March 25, 2008

Ontario needs to go after tobacco firms

Ontario should follow the leads of New Brunswick and British Columbia and pass legislation enabling it to sue the big cigarettes companies to recover health-care costs associated with tobacco-related diseases. The way has been paved by those two provinces, and some American states, and it makes no sense for Ontario not to follow suit in a bid to recoup some of the funds paid by taxpayers that are directly attributable to the use of a cigarettes product.
Make no mistake, the big tobacco companies knew decades ago that their products are deadly. Heart disease, stroke, high blood pressure, cancer - the list of tobacco health ills goes on.
Dr.
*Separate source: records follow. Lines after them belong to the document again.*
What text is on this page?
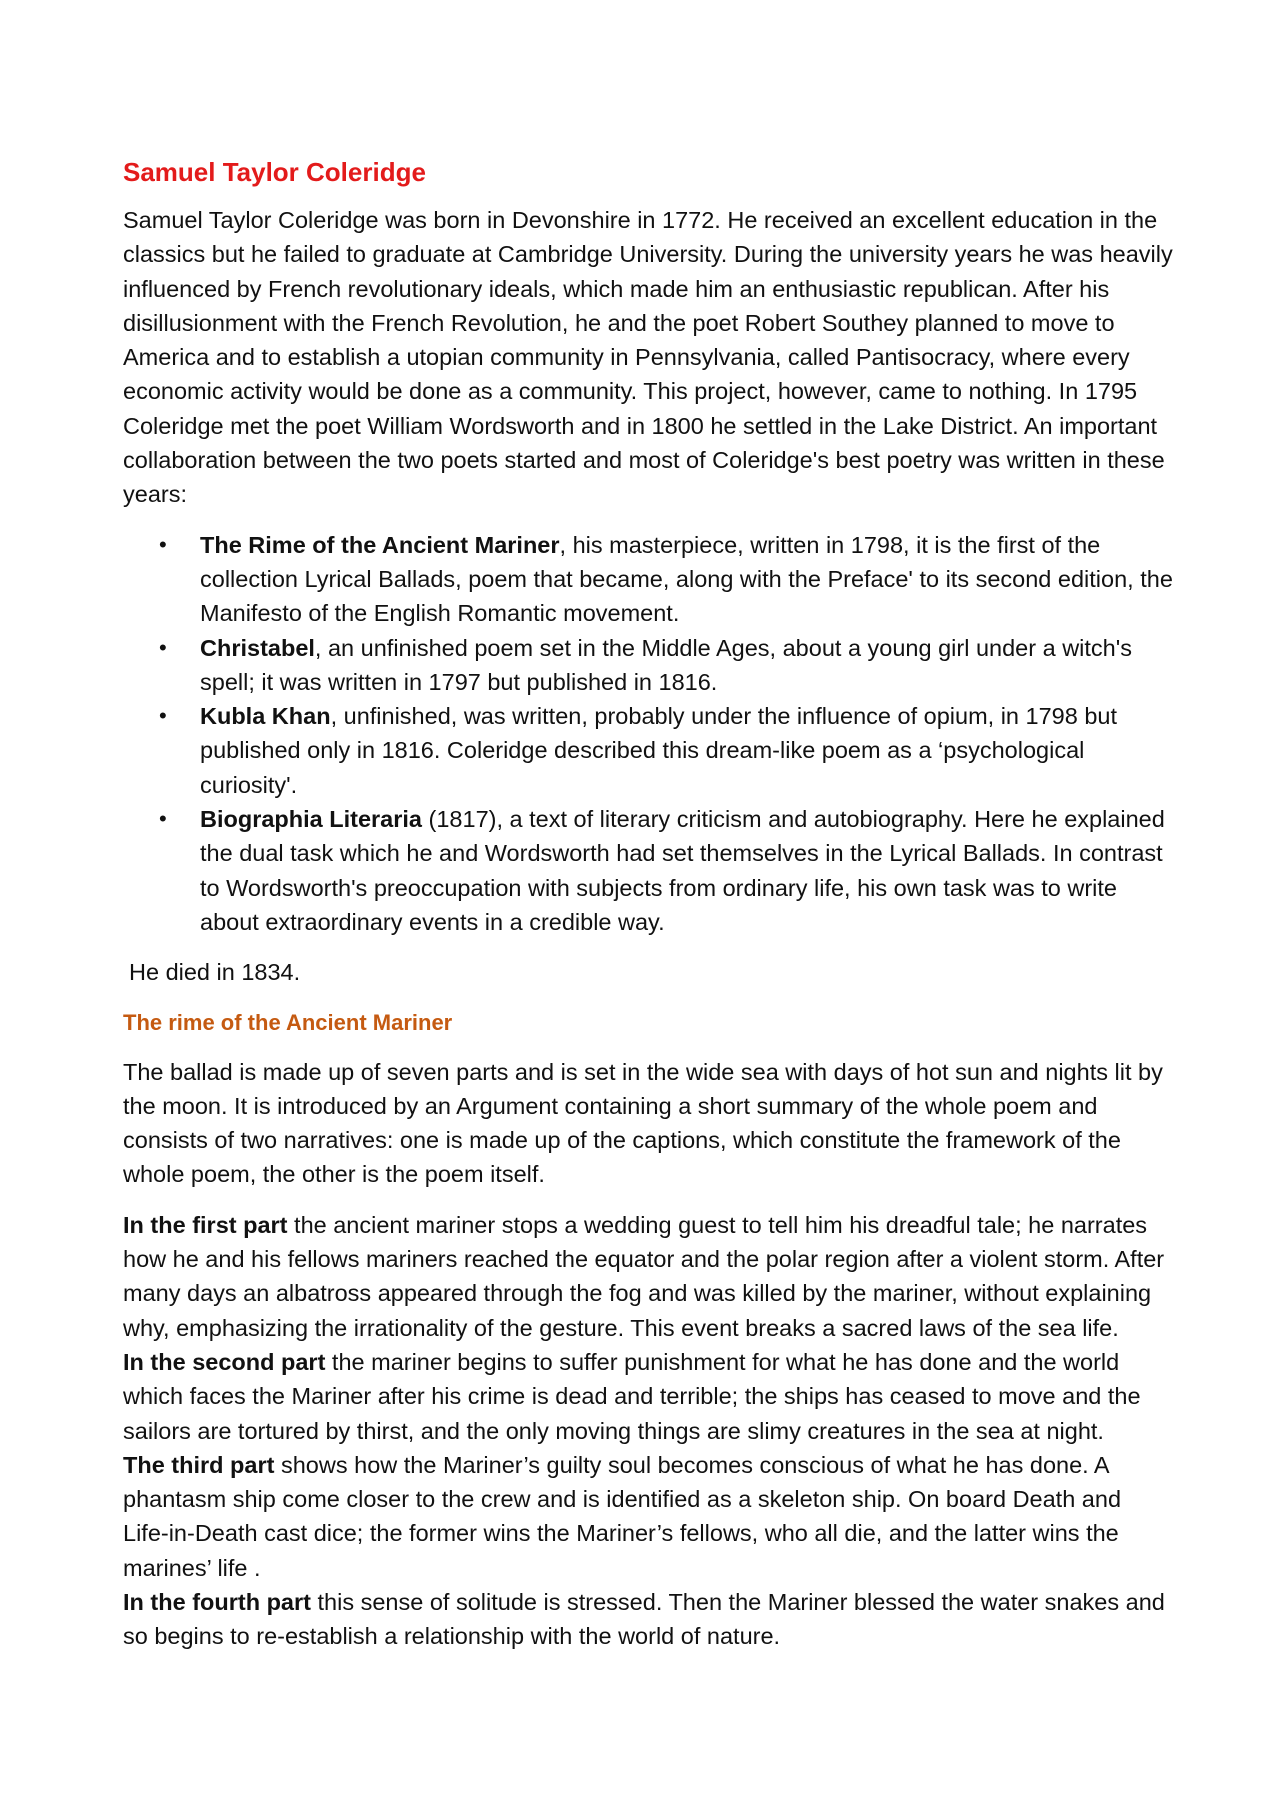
Samuel Taylor Coleridge

Samuel Taylor Coleridge was born in Devonshire in 1772. He received an excellent education in the classics but he failed to graduate at Cambridge University. During the university years he was heavily influenced by French revolutionary ideals, which made him an enthusiastic republican. After his disillusionment with the French Revolution, he and the poet Robert Southey planned to move to America and to establish a utopian community in Pennsylvania, called Pantisocracy, where every economic activity would be done as a community. This project, however, came to nothing. In 1795 Coleridge met the poet William Wordsworth and in 1800 he settled in the Lake District. An important collaboration between the two poets started and most of Coleridge's best poetry was written in these years:

• The Rime of the Ancient Mariner, his masterpiece, written in 1798, it is the first of the collection Lyrical Ballads, poem that became, along with the Preface' to its second edition, the Manifesto of the English Romantic movement.
• Christabel, an unfinished poem set in the Middle Ages, about a young girl under a witch's spell; it was written in 1797 but published in 1816.
• Kubla Khan, unfinished, was written, probably under the influence of opium, in 1798 but published only in 1816. Coleridge described this dream-like poem as a ‘psychological curiosity'.
• Biographia Literaria (1817), a text of literary criticism and autobiography. Here he explained the dual task which he and Wordsworth had set themselves in the Lyrical Ballads. In contrast to Wordsworth's preoccupation with subjects from ordinary life, his own task was to write about extraordinary events in a credible way.

He died in 1834.

The rime of the Ancient Mariner

The ballad is made up of seven parts and is set in the wide sea with days of hot sun and nights lit by the moon. It is introduced by an Argument containing a short summary of the whole poem and consists of two narratives: one is made up of the captions, which constitute the framework of the whole poem, the other is the poem itself.

In the first part the ancient mariner stops a wedding guest to tell him his dreadful tale; he narrates how he and his fellows mariners reached the equator and the polar region after a violent storm. After many days an albatross appeared through the fog and was killed by the mariner, without explaining why, emphasizing the irrationality of the gesture. This event breaks a sacred laws of the sea life.

In the second part the mariner begins to suffer punishment for what he has done and the world which faces the Mariner after his crime is dead and terrible; the ships has ceased to move and the sailors are tortured by thirst, and the only moving things are slimy creatures in the sea at night.

The third part shows how the Mariner’s guilty soul becomes conscious of what he has done. A phantasm ship come closer to the crew and is identified as a skeleton ship. On board Death and Life-in-Death cast dice; the former wins the Mariner’s fellows, who all die, and the latter wins the marines’ life .

In the fourth part this sense of solitude is stressed. Then the Mariner blessed the water snakes and so begins to re-establish a relationship with the world of nature.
Richard Schabas, medical officer of health for the Hastings and Prince Edward Counties Health Unit, was one of about 100 mostly health officials who, in a letter sent about two years ago, urged Premier Dalton McGuinty to file the lawsuit.
The province declined without really explaining why. McGuinty should spell out the reasons for his decision to Ontarians.
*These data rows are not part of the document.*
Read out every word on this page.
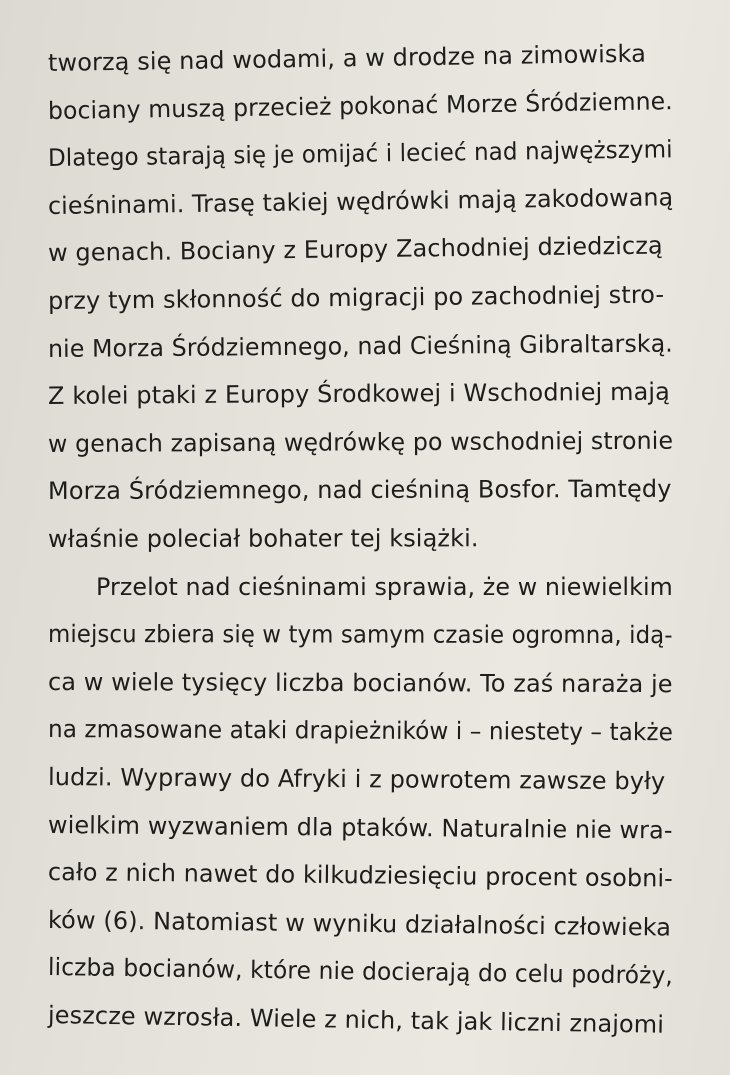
tworzą się nad wodami, a w drodze na zimowiska
bociany muszą przecież pokonać Morze Śródziemne.
Dlatego starają się je omijać i lecieć nad najwęższymi
cieśninami. Trasę takiej wędrówki mają zakodowaną
w genach. Bociany z Europy Zachodniej dziedziczą
przy tym skłonność do migracji po zachodniej stro-
nie Morza Śródziemnego, nad Cieśniną Gibraltarską.
Z kolei ptaki z Europy Środkowej i Wschodniej mają
w genach zapisaną wędrówkę po wschodniej stronie
Morza Śródziemnego, nad cieśniną Bosfor. Tamtędy
właśnie poleciał bohater tej książki.
Przelot nad cieśninami sprawia, że w niewielkim
miejscu zbiera się w tym samym czasie ogromna, idą-
ca w wiele tysięcy liczba bocianów. To zaś naraża je
na zmasowane ataki drapieżników i – niestety – także
ludzi. Wyprawy do Afryki i z powrotem zawsze były
wielkim wyzwaniem dla ptaków. Naturalnie nie wra-
cało z nich nawet do kilkudziesięciu procent osobni-
ków (6). Natomiast w wyniku działalności człowieka
liczba bocianów, które nie docierają do celu podróży,
jeszcze wzrosła. Wiele z nich, tak jak liczni znajomi
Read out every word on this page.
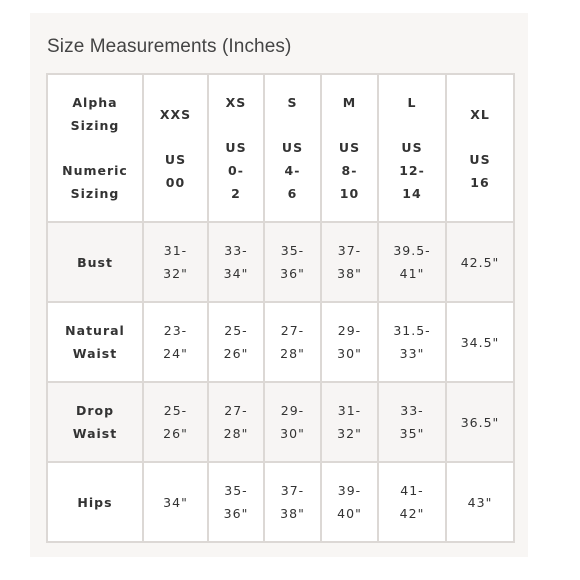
Size Measurements (Inches)
Alpha
Sizing
Numeric
Sizing	XXS
US
00	XS
US
0-
2	S
US
4-
6	M
US
8-
10	L
US
12-
14	XL
US
16

Bust	31-
32"	33-
34"	35-
36"	37-
38"	39.5-
41"	42.5"

Natural
Waist	23-
24"	25-
26"	27-
28"	29-
30"	31.5-
33"	34.5"

Drop
Waist	25-
26"	27-
28"	29-
30"	31-
32"	33-
35"	36.5"

Hips	34"	35-
36"	37-
38"	39-
40"	41-
42"	43"
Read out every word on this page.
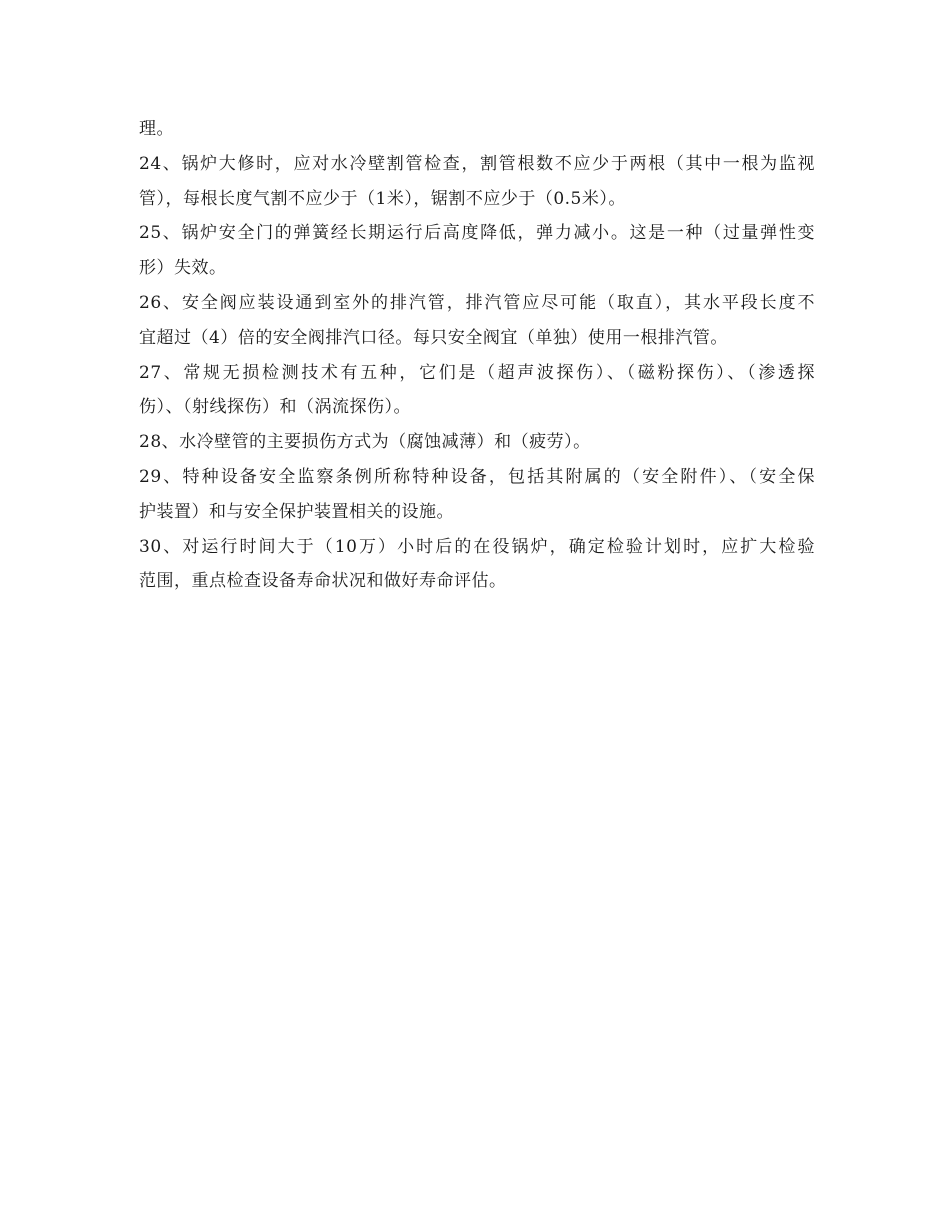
理。
24、锅炉大修时，应对水冷壁割管检查，割管根数不应少于两根（其中一根为监视
管），每根长度气割不应少于（1米），锯割不应少于（0.5米）。
25、锅炉安全门的弹簧经长期运行后高度降低，弹力减小。这是一种（过量弹性变
形）失效。
26、安全阀应装设通到室外的排汽管，排汽管应尽可能（取直），其水平段长度不
宜超过（4）倍的安全阀排汽口径。每只安全阀宜（单独）使用一根排汽管。
27、常规无损检测技术有五种，它们是（超声波探伤）、（磁粉探伤）、（渗透探
伤）、（射线探伤）和（涡流探伤）。
28、水冷壁管的主要损伤方式为（腐蚀减薄）和（疲劳）。
29、特种设备安全监察条例所称特种设备，包括其附属的（安全附件）、（安全保
护装置）和与安全保护装置相关的设施。
30、对运行时间大于（10万）小时后的在役锅炉，确定检验计划时，应扩大检验
范围，重点检查设备寿命状况和做好寿命评估。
New Brunswick passed legislation earlier this month that gave the province the legal authority to file the lawsuit against the tobacco companies. Attorney General T.J. Burke said those firms must be held accountable and that the province is moving ahead "aggressively with legal action."
Why not Ontario?
The Liberals imposed a new health tax in 2004, $750 deducted annually from pay and pensions in the form of an income tax. The government said the tax was necessary to keep the expensive health-care system running. Yet the lawsuit is a potential source of income that could negate the need for a regressive tax and provide funds to pump into health care - a system that is straining to counter the effects that tobacco has brought on our hospitals and cancer care system. Tapping into tobacco riches is the way to go - clearly provincial citizens deserve and need the money.
In Ontario, it is estimated that tobacco-related diseases cost the economy at least $1.7 billion in health-care annually, result in more than $2.6 billion in productivity losses and account for at least 500,000 hospital days each year, according to the Ministry of Health and Long-Term Care.
Meanwhile, tobacco taxes generated about $1.4 billion in 2004-05, the ministry estimated. Ontario is clearly losing more in health-care to tobacco than the weed is bringing into provincial tax coffers. For tax masters like McGuinty, that should tip the balance in favour of legal action.
Schabas made the point - correctly - that if a lawsuit is filed, it places tobacco companies in financial jeopardy.